Das Programm »Kreatives Europa«, welches die wichtigste EU-Finanzierungsquelle im Kultur- und Kreativsektor ist, stellt bis 2027 über zwei Milliarden Euro für deren Wiederaufbau, Resilienz und Vielfalt zur Verfügung. Fachkräfte sowie Künstlerinnen und Künstler aus allen Bereichen des Kultursektors werden gefördert, um über Genres und Grenzen hinweg zusammenzuarbeiten und um gemeinsam Chancen zu ergreifen und neue Publikumsschichten zu erreichen. 2023 hat »Kreatives Europa« eine Sonderaktion für ukrainische Künstlerinnen und Künstler sowie ukrainische Kulturorganisationen gestartet. Schaffung und Präsentation ukrainischer Kunst sollen stärker gefördert werden, um so bei der Aufnahme der ukrainischen Flüchtlinge, insbesondere der Kinder, zu helfen und um mittelfristig die Erholung des Kultur- und Kreativsektors nach dem Krieg vorzubereiten.

In der Kultur lernen die Menschen die Welt in einer besonderen Art zu sehen und zu erklären. Sie erlernen aber auch Strategien für die Bewältigung ihres Alltags. Mit ihren jeweils zur Verfügung stehenden sozialen und materiellen Ressourcen prägen sie selbst wiederum Lebensweisen und -welten, welche die Gesundheit beeinflussen. Auch wenn Gesundheit stets individuell und persönlich ist, sind psychische Erkrankungen ein gesellschaftliches Problem. Und um diesem Problem entgegenzuwirken, muss man gesellschaftliche Ansätze und Lösungen finden. In diesem Sinne zielt das von der EU mitfinanzierte Projekt »CultureForHealth« darauf ab, die Gesundheits-, Kultur- und Sozialpolitik der Europäischen Union näher zusammenzubringen. Der Bericht von »CultureforHealth« zeigt auf, dass das Schaffen von Kunst und die Teilnahme an kulturellen Aktivitäten viele Vorteile für Gesundheit und Produktivität bieten. Dazu gehört die Verbesserung der Lebensqualität, des allgemeinen und psychischen Wohlbefindens, aber auch der kognitiven, emotionalen und sozialen Fähigkeiten. Auf diesem Wege können Kunst und Kultur die gesellschaftliche Zufriedenheit und Resilienz erhöhen. Der Bericht unterstreicht jedoch auch, dass in Zukunft mehr Forschung und Investitionen in diesem Bereich benötigt werden.

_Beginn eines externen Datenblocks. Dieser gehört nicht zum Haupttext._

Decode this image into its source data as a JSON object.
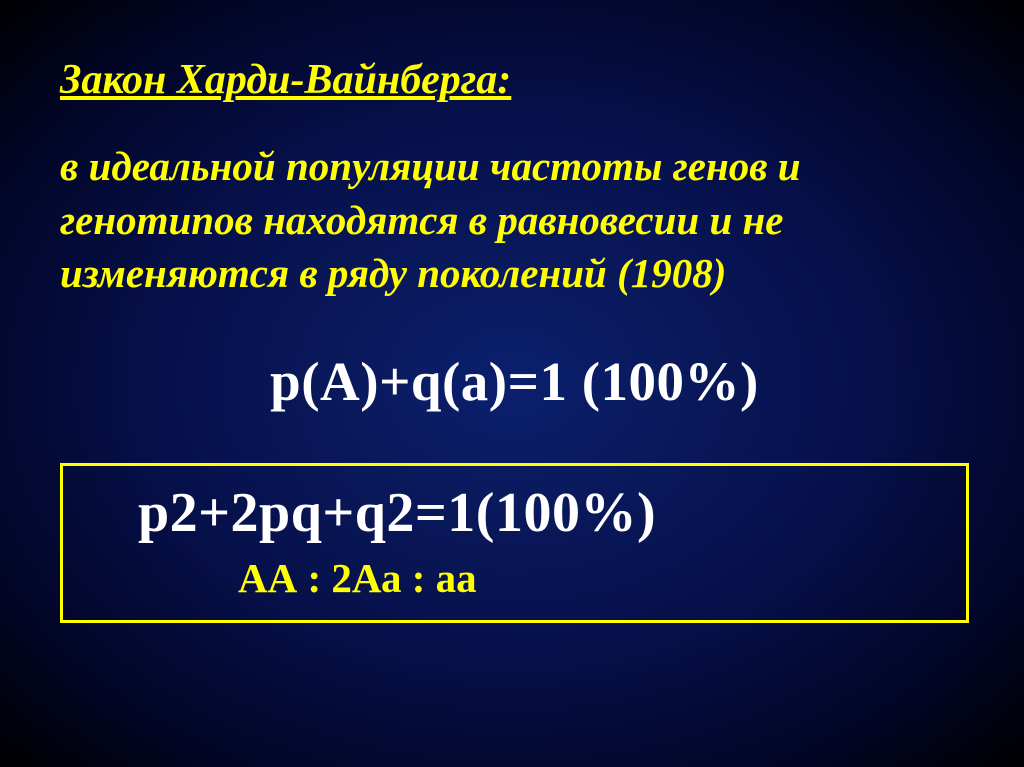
{
  "slide": {
    "title": "Закон Харди-Вайнберга:",
    "description": "в идеальной популяции частоты генов и генотипов находятся в равновесии и не изменяются в ряду поколений (1908)",
    "formula1": "p(A)+q(a)=1 (100%)",
    "formula2": "p2+2pq+q2=1(100%)",
    "ratio": "АА  : 2Аа  : аа"
  },
  "style": {
    "title_color": "#ffff00",
    "desc_color": "#ffff00",
    "formula_color": "#ffffff",
    "ratio_color": "#ffff00",
    "border_color": "#ffff00",
    "bg_center": "#0a1f6e",
    "bg_edge": "#000000",
    "title_fontsize": 42,
    "desc_fontsize": 41,
    "formula1_fontsize": 55,
    "formula2_fontsize": 56,
    "ratio_fontsize": 41
  }
}
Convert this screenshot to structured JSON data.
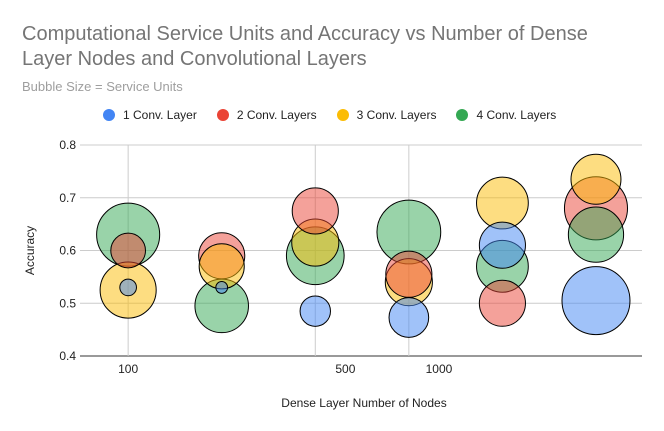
{
  "chart_data": {
    "type": "bubble",
    "title": "Computational Service Units and Accuracy vs Number of Dense Layer Nodes and Convolutional Layers",
    "subtitle": "Bubble Size = Service Units",
    "xlabel": "Dense Layer Number of Nodes",
    "ylabel": "Accuracy",
    "x_scale": "log",
    "xlim": [
      70,
      4500
    ],
    "ylim": [
      0.4,
      0.8
    ],
    "x_ticks": [
      100,
      500,
      1000
    ],
    "x_tick_labels": [
      "100",
      "500",
      "1000"
    ],
    "y_ticks": [
      0.4,
      0.5,
      0.6,
      0.7,
      0.8
    ],
    "y_tick_labels": [
      "0.4",
      "0.5",
      "0.6",
      "0.7",
      "0.8"
    ],
    "x_gridlines": [
      100,
      400,
      800
    ],
    "series": [
      {
        "name": "1 Conv. Layer",
        "color": "#4285f4",
        "points": [
          {
            "x": 100,
            "y": 0.53,
            "size": 30
          },
          {
            "x": 200,
            "y": 0.53,
            "size": 15
          },
          {
            "x": 400,
            "y": 0.485,
            "size": 100
          },
          {
            "x": 800,
            "y": 0.473,
            "size": 170
          },
          {
            "x": 1600,
            "y": 0.61,
            "size": 230
          },
          {
            "x": 3200,
            "y": 0.505,
            "size": 500
          }
        ]
      },
      {
        "name": "2 Conv. Layers",
        "color": "#ea4335",
        "points": [
          {
            "x": 100,
            "y": 0.6,
            "size": 130
          },
          {
            "x": 200,
            "y": 0.59,
            "size": 230
          },
          {
            "x": 400,
            "y": 0.675,
            "size": 230
          },
          {
            "x": 800,
            "y": 0.555,
            "size": 230
          },
          {
            "x": 1600,
            "y": 0.5,
            "size": 230
          },
          {
            "x": 3200,
            "y": 0.68,
            "size": 430
          }
        ]
      },
      {
        "name": "3 Conv. Layers",
        "color": "#fbbc04",
        "points": [
          {
            "x": 100,
            "y": 0.525,
            "size": 340
          },
          {
            "x": 200,
            "y": 0.57,
            "size": 220
          },
          {
            "x": 400,
            "y": 0.615,
            "size": 240
          },
          {
            "x": 800,
            "y": 0.54,
            "size": 240
          },
          {
            "x": 1600,
            "y": 0.69,
            "size": 290
          },
          {
            "x": 3200,
            "y": 0.735,
            "size": 270
          }
        ]
      },
      {
        "name": "4 Conv. Layers",
        "color": "#34a853",
        "points": [
          {
            "x": 100,
            "y": 0.63,
            "size": 430
          },
          {
            "x": 200,
            "y": 0.495,
            "size": 310
          },
          {
            "x": 400,
            "y": 0.59,
            "size": 360
          },
          {
            "x": 800,
            "y": 0.635,
            "size": 440
          },
          {
            "x": 1600,
            "y": 0.57,
            "size": 290
          },
          {
            "x": 3200,
            "y": 0.63,
            "size": 330
          }
        ]
      }
    ]
  }
}
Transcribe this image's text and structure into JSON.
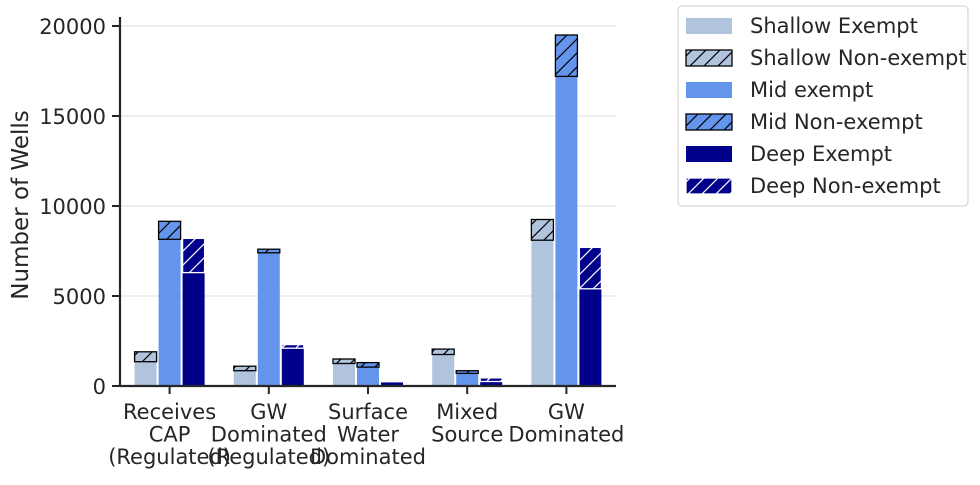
{
  "chart_data": {
    "type": "bar",
    "stacked": true,
    "ylabel": "Number of Wells",
    "ylim": [
      0,
      20500
    ],
    "yticks": [
      0,
      5000,
      10000,
      15000,
      20000
    ],
    "categories": [
      [
        "Receives",
        "CAP",
        "(Regulated)"
      ],
      [
        "GW",
        "Dominated",
        "(Regulated)"
      ],
      [
        "Surface",
        "Water",
        "Dominated"
      ],
      [
        "Mixed",
        "Source"
      ],
      [
        "GW",
        "Dominated"
      ]
    ],
    "groups": [
      {
        "name": "Shallow",
        "exempt": [
          1350,
          850,
          1250,
          1750,
          8100
        ],
        "nonexempt": [
          550,
          250,
          250,
          300,
          1150
        ]
      },
      {
        "name": "Mid",
        "exempt": [
          8150,
          7400,
          1050,
          700,
          17200
        ],
        "nonexempt": [
          1000,
          200,
          250,
          150,
          2300
        ]
      },
      {
        "name": "Deep",
        "exempt": [
          6300,
          2100,
          200,
          250,
          5400
        ],
        "nonexempt": [
          1900,
          200,
          0,
          200,
          2300
        ]
      }
    ],
    "colors": {
      "shallow": "#b0c4de",
      "mid": "#6495ed",
      "deep": "#00008b"
    },
    "legend": {
      "position": "outside-top-right",
      "entries": [
        {
          "label": "Shallow Exempt",
          "color": "#b0c4de",
          "hatched": false,
          "edge": "none"
        },
        {
          "label": "Shallow Non-exempt",
          "color": "#b0c4de",
          "hatched": true,
          "edge": "black"
        },
        {
          "label": "Mid exempt",
          "color": "#6495ed",
          "hatched": false,
          "edge": "none"
        },
        {
          "label": "Mid Non-exempt",
          "color": "#6495ed",
          "hatched": true,
          "edge": "black"
        },
        {
          "label": "Deep Exempt",
          "color": "#00008b",
          "hatched": false,
          "edge": "none"
        },
        {
          "label": "Deep Non-exempt",
          "color": "#00008b",
          "hatched": true,
          "edge": "white"
        }
      ]
    },
    "grid": "y-major"
  }
}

Viele Menschen würden ohne die Kultur ihre sicheren Räume verlieren, in denen sie sich offen ausdrücken können. Die Kultur beeinflusst unsere Sichtweise auf bestimmte Ideen oder Verhaltensweisen, und sie prägt die Überzeugungen, Normen und Werte eines Menschen. Die Kultur kann auch eine doppelte Rolle spielen, wenn es um die psychische Gesundheit geht. Sie kann von Problemen und der Realität ablenken, indem sie die Möglichkeit bietet, die Gedanken schweifen zu lassen. Gleichzeitig kann Kultur ein kreativer Weg sein, um öffentliche Aufmerksamkeit in der Gesellschaft für das Thema psychische Gesundheit zu erzeugen. Oft reagieren wir besser auf eine Botschaft, wenn sie auf eine einzigartige und ungewöhnliche Weise vermittelt wird. Auf diese Weise wird das Thema in der öffentlichen Diskussion im Vordergrund bleiben.

Dieser Text ist zuerst erschienen in Politik & Kultur 04/2023.